Most helpful comment

@vgoklani : Sometimes I found it useful to picture LSTM as a Markov chain. The learning corresponds to finding the transition probabilities (hidden weights in LSTM) between states. And like what @larspars said, it is the current state that determines the output of your LSTM. So here is my understanding.

"Stateless" is like resetting LSTM to an "initial state" for every new batch, and 'stateful' means you continue from where you are. In both cases LSTM is learning because the transition probabilities are updated.
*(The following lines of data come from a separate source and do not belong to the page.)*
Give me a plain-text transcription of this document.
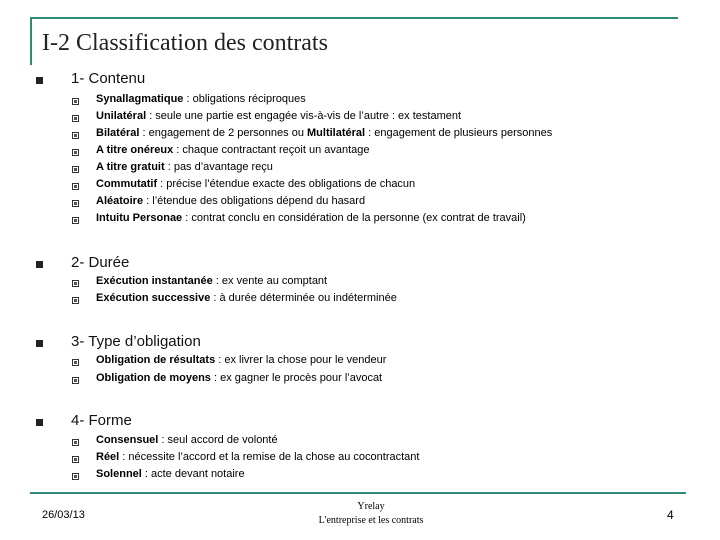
I-2 Classification des contrats
1- Contenu
Synallagmatique : obligations réciproques
Unilatéral : seule une partie est engagée vis-à-vis de l’autre : ex testament
Bilatéral : engagement de 2 personnes ou Multilatéral : engagement de plusieurs personnes
A titre onéreux : chaque contractant reçoit un avantage
A titre gratuit : pas d’avantage reçu
Commutatif : précise l’étendue exacte des obligations de chacun
Aléatoire : l’étendue des obligations dépend du hasard
Intuitu Personae : contrat conclu en considération de la personne (ex contrat de travail)
2- Durée
Exécution instantanée : ex vente au comptant
Exécution successive : à durée déterminée ou indéterminée
3- Type d’obligation
Obligation de résultats : ex livrer la chose pour le vendeur
Obligation de moyens : ex gagner le procès pour l’avocat
4- Forme
Consensuel : seul accord de volonté
Réel : nécessite l’accord et la remise de la chose au cocontractant
Solennel : acte devant notaire
26/03/13
Yrelay
L'entreprise et les contrats	4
Given that, stateless LSTM should be used if the instances of different batches are independent, e.g, when modelling sentence-level patterns and each instance is a sentence - the state should be reset to "sentence beginning" for every new instance. Stateful LSTM is more useful if there is continuity between the ith instance of all batches, e.g., when modelling document-level patterns (without resetting at sentence boundaries). In this case the ith instance of each batch should be the consequent sentences from the ith document.

dolaameng on 26 Sep 2016

👍9

All 2 comments

1) An LSTM predicts based on the activation of the memory cell in the previous timestep. So do you copy that activation between batches? Or do you set it to all zeroes? That is what distinguishes a stateful and stateless LSTM. So state refers to neuron activations, not to the parameters (which are kept in either case).

2) Depends if you want predictions in batch n to depend on the state in batch n-1. For example, in language modelling, successive batches are successive chunks of text so it makes sense to keep the state. But if you know successive batches are unrelated to each other, it might make more sense to reset the state.